Kini pemerintah telah berupaya dalam menunjang pendidikan para pelajar yaitu dengan memfasilitasi kuota gratis. Tetapi bagaimana jika hal tersebut malah menjadi sia-sia. Karena beberapa pelajar mengatakan bahwa mereka tidak dapat menerima materi dengan baik selama pembelajaran jarak jauh.
Alasan yang mereka berikan rata-rata mengatakan bahwa ketika sedang melakukan pembelajaran jarak jauh, mereka sulit untuk fokus saat guru sedang menjelaskan. Dan yang lainnya mengatakan sering terjadi kendala jaringan. Saat guru menjelaskan, mereka tidak dapat menerima materi dengan sempurna. Dengan demikian pelajar tetap merasakan keresahan meskipun telah disediakannya kuota internet gratis.
Berarti permasalahan yang dihadapi para pelajar dengan adanya pembelajaran jarak jauh ini sangat banyak. Bukan hanya tentang kuota internet, melainkan juga masalah penerimaan dan pemahaman materi yang tidak dapat diterima dengan baik. Hal itu sangat merugikan dan bisa menyebabkan menurunnya tingkat pendidikan serta melemahnya sistem pendidikan di Indonesia.
Di samping itu, para pengajar pun juga mengalami kesulitan yang serupa dengan pelajar. Masalah jaringan, kurangnya pelatihan, dan kurangnya kesadaran dinyatakan sebagai tantangan utama yang dihadapi oleh pengajar. Kurangnya kesadaran dinyatakan sebagai alasan paling penting oleh mereka yang tidak mengadopsi pembelajaran daring diikuti oleh kurangnya minat dan keraguan tentang kegunaan pembelajaran daring. Kurang kehadiran, kurangnya sentuhan pribadi, dan kurangnya interaksi karena masalah konektivitas ditemukan menjadi kelemahan signifikan dari pembelajaran daring (Arora & Srinivasan, 2020).
Adanya sistem pembelajaran online, tentu waktu yang digunakan untuk belajar tidak sama dengan ketika belajar di kelas. Waktu yang digunakan lebih singkat, jadi para pengajar mengalami kendala dalam menyampaikan materi. Juga terkait dengan kemampuan berteknologi. Masih banyak para pengajar yang belum bisa memahami tentang cara berteknologi yang semakin canggih.

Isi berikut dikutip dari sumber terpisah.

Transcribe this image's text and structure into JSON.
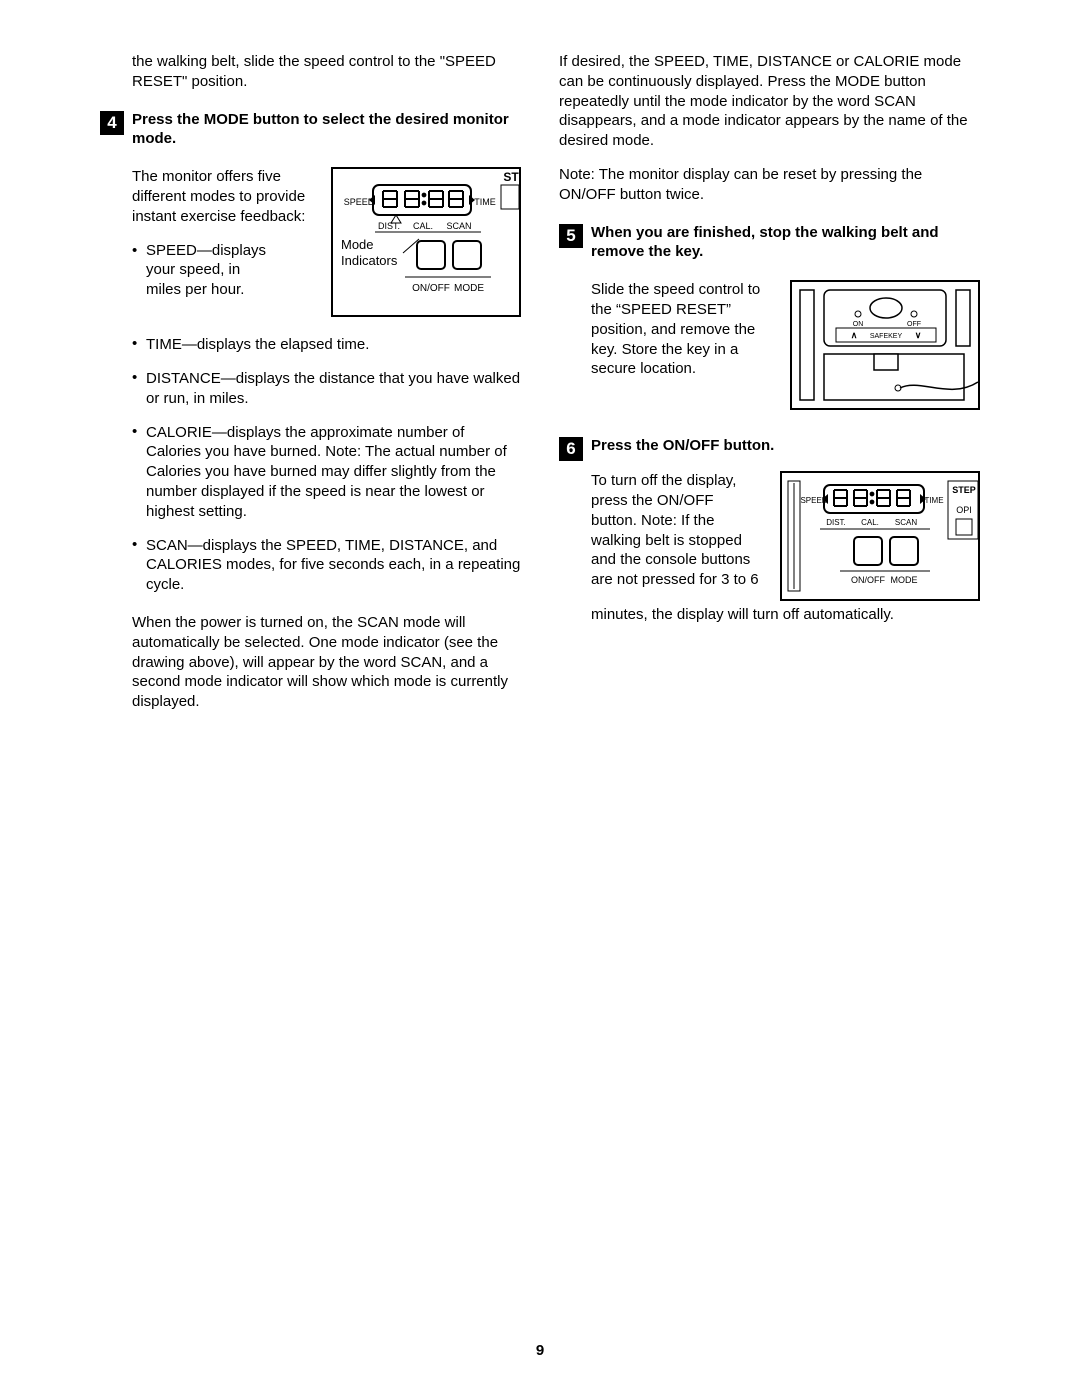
{
  "page_number": "9",
  "left": {
    "intro_p1": "the walking belt, slide the speed control to the \"SPEED RESET\" position.",
    "step4": {
      "num": "4",
      "head": "Press the MODE button to select the desired monitor mode.",
      "para_a": "The monitor offers five different modes to provide instant exercise feedback:",
      "bullet_speed_a": "SPEED—displays",
      "bullet_speed_b": "your speed, in",
      "bullet_speed_c": "miles per hour.",
      "bullet_time": "TIME—displays the elapsed time.",
      "bullet_distance": "DISTANCE—displays the distance that you have walked or run, in miles.",
      "bullet_calorie": "CALORIE—displays the approximate number of Calories you have burned. Note: The actual number of Calories you have burned may differ slightly from the number displayed if the speed is near the lowest or highest setting.",
      "bullet_scan": "SCAN—displays the SPEED, TIME, DISTANCE, and CALORIES modes, for five seconds each, in a repeating cycle.",
      "para_b": "When the power is turned on, the SCAN mode will automatically be selected. One mode indicator (see the drawing above), will appear by the word SCAN, and a second mode indicator will show which mode is currently displayed."
    },
    "fig1": {
      "speed": "SPEED",
      "time": "TIME",
      "dist": "DIST.",
      "cal": "CAL.",
      "scan": "SCAN",
      "mode_label_a": "Mode",
      "mode_label_b": "Indicators",
      "onoff": "ON/OFF",
      "mode": "MODE",
      "tr": "ST"
    }
  },
  "right": {
    "para_a": "If desired, the SPEED, TIME, DISTANCE or CALORIE mode can be continuously displayed. Press the MODE button repeatedly until the mode indicator by the word SCAN disappears, and a mode indicator appears by the name of the desired mode.",
    "para_b": "Note: The monitor display can be reset by pressing the ON/OFF button twice.",
    "step5": {
      "num": "5",
      "head": "When you are finished, stop the walking belt and remove the key.",
      "text": "Slide the speed control to the “SPEED RESET” position, and remove the key. Store the key in a secure location."
    },
    "fig2": {
      "on": "ON",
      "off": "OFF",
      "safekey": "SAFEKEY",
      "arrow_up": "∧",
      "arrow_down": "∨"
    },
    "step6": {
      "num": "6",
      "head": "Press the ON/OFF button.",
      "text1": "To turn off the display, press the ON/OFF button. Note: If the walking belt is stopped and the console buttons are not pressed for 3 to 6",
      "text2": "minutes, the display will turn off automatically."
    },
    "fig3": {
      "speed": "SPEED",
      "time": "TIME",
      "dist": "DIST.",
      "cal": "CAL.",
      "scan": "SCAN",
      "onoff": "ON/OFF",
      "mode": "MODE",
      "tr1": "STEP",
      "tr2": "OPI"
    }
  }
}
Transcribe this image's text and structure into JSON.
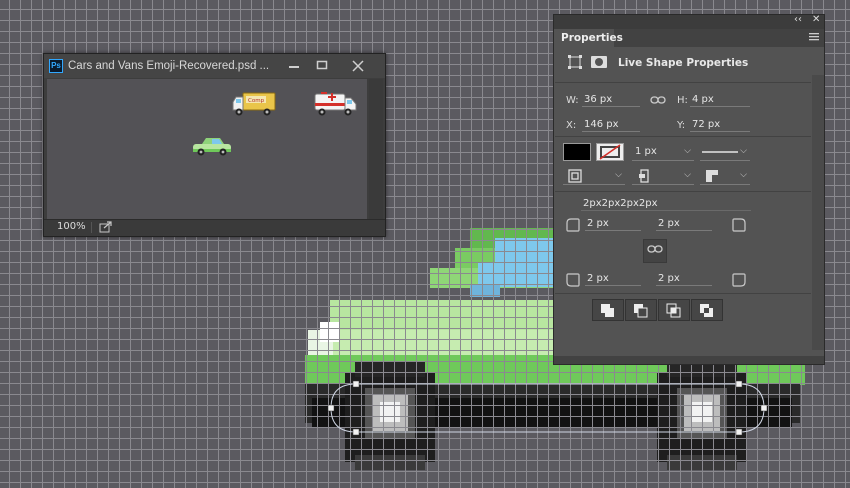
{
  "document_window": {
    "app_icon": "Ps",
    "title": "Cars and Vans Emoji-Recovered.psd ...",
    "zoom": "100%",
    "controls": {
      "minimize_icon": "minimize-icon",
      "maximize_icon": "maximize-icon",
      "close_icon": "close-icon"
    },
    "thumbnails": {
      "truck_label": "Comp",
      "icons": [
        "delivery-truck-icon",
        "ambulance-icon",
        "green-car-icon"
      ]
    }
  },
  "properties_panel": {
    "tab_title": "Properties",
    "collapse_glyph": "‹‹",
    "close_glyph": "✕",
    "section_title": "Live Shape Properties",
    "transform": {
      "w_label": "W:",
      "w_value": "36 px",
      "h_label": "H:",
      "h_value": "4 px",
      "x_label": "X:",
      "x_value": "146 px",
      "y_label": "Y:",
      "y_value": "72 px"
    },
    "stroke": {
      "fill_color": "#000000",
      "stroke_width": "1 px"
    },
    "corners": {
      "summary": "2px2px2px2px",
      "top_left": "2 px",
      "top_right": "2 px",
      "bottom_left": "2 px",
      "bottom_right": "2 px"
    },
    "path_ops": [
      "combine-shapes-icon",
      "subtract-front-shape-icon",
      "intersect-shape-areas-icon",
      "exclude-overlapping-shapes-icon"
    ]
  },
  "colors": {
    "canvas_bg": "#5b5a60",
    "grid_line": "#8a898f",
    "panel_bg": "#535353",
    "car_green_light": "#b8e6a0",
    "car_green": "#6fc95a",
    "car_window": "#7ec8ec",
    "tire_dark": "#1e1e1e"
  }
}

Dan masalah yang terpenting adalah para pengajar sulit untuk mengajarkan etika atau nilai moral karena tidak bisa bertatap muka secara langsung. Dengan demikian, baik pelajar maupun pengajar sama-sama mengalami kesulitan selama proses pembelajaran jarak jauh. Diharapkan semoga pandemi Covid-19 ini cepat berakhir sehingga sistem pendidikan di Indonesia kembali pulih. Dan para penerus bangsa bisa melanjutkan pendidikannya dengan nyaman. Sehingga bisa membuat masa depan negara Indonesia menjadi lebih baik.